Colin Firth, John Cusak, Hugh Grant, Pierce Brosnan...

Randall Neto
6 min
0
0
Email image

Colin Firth, John Cusak, Hugh Grant, Pierce Brosnan...

Será que o Nick Hornby tem alguma influência na escolha dos protagonistas dos filmes dele?

Sendo mais específico: será que ele faz questão de escolher atores que eu gosto?

Porque eu tenho certeza que o Nick Hornby escreve pra mim. Algumas pessoas têm autores favoritos, eu tenho um amigo que escreve livros pra mim.

Ok, em “Funny Girl” eu acho que ele pensou em outra pessoa, eu perdôo, mas os outros... eu tenho certeza que ele ME conhece. E a partir da massa bizarra de elementos que formam a minha personalidade, ele cria os personagens.

Deve ter em alguma entrevista, ele explicando o processo criativo, ele deve estar falando de mim.

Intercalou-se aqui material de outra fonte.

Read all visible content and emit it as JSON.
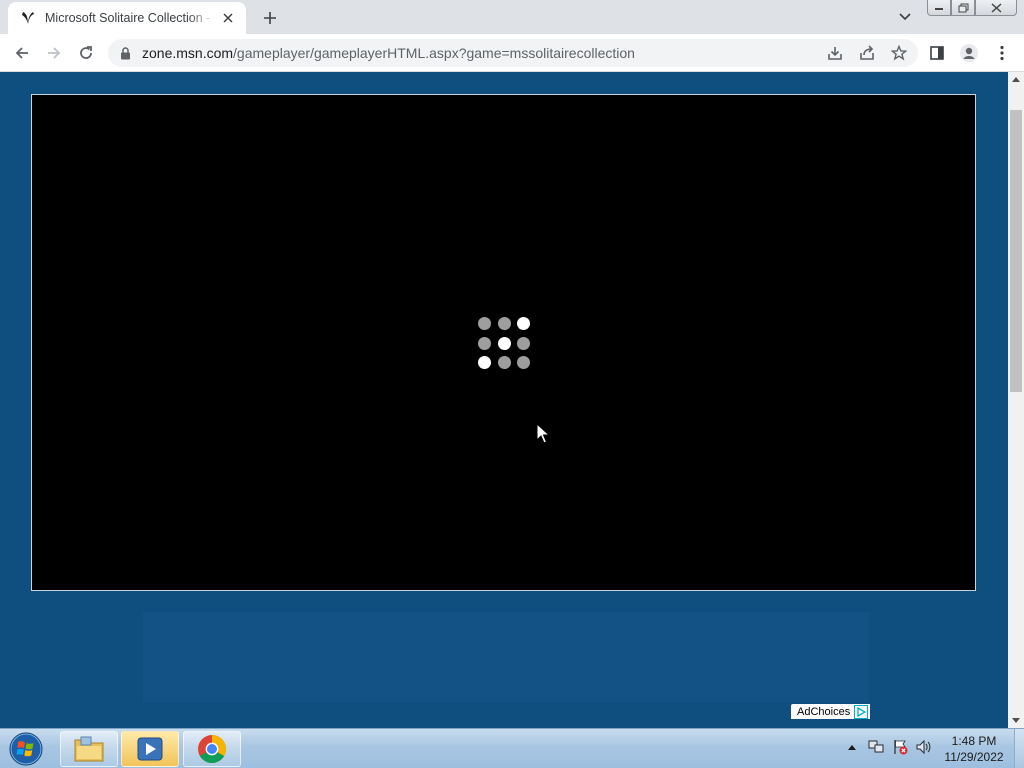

Por exemplo... esses protagonistas dele... ele consegue retratar com muita exatidão, duas características primordiais na minha psiquê.

1- Aquelas qualidades únicas, singulares, exóticas, muito pouco convencionais e que exigem um certo repertório para serem reconhecidas e que, de certa forma, fazem as pessoas se apaixonarem por mim. Não só namoradas e coisas do tipo. Amigos. Chefes. Colegas de trabalho. Mas sobretudo, namoradas e coisas do tipo.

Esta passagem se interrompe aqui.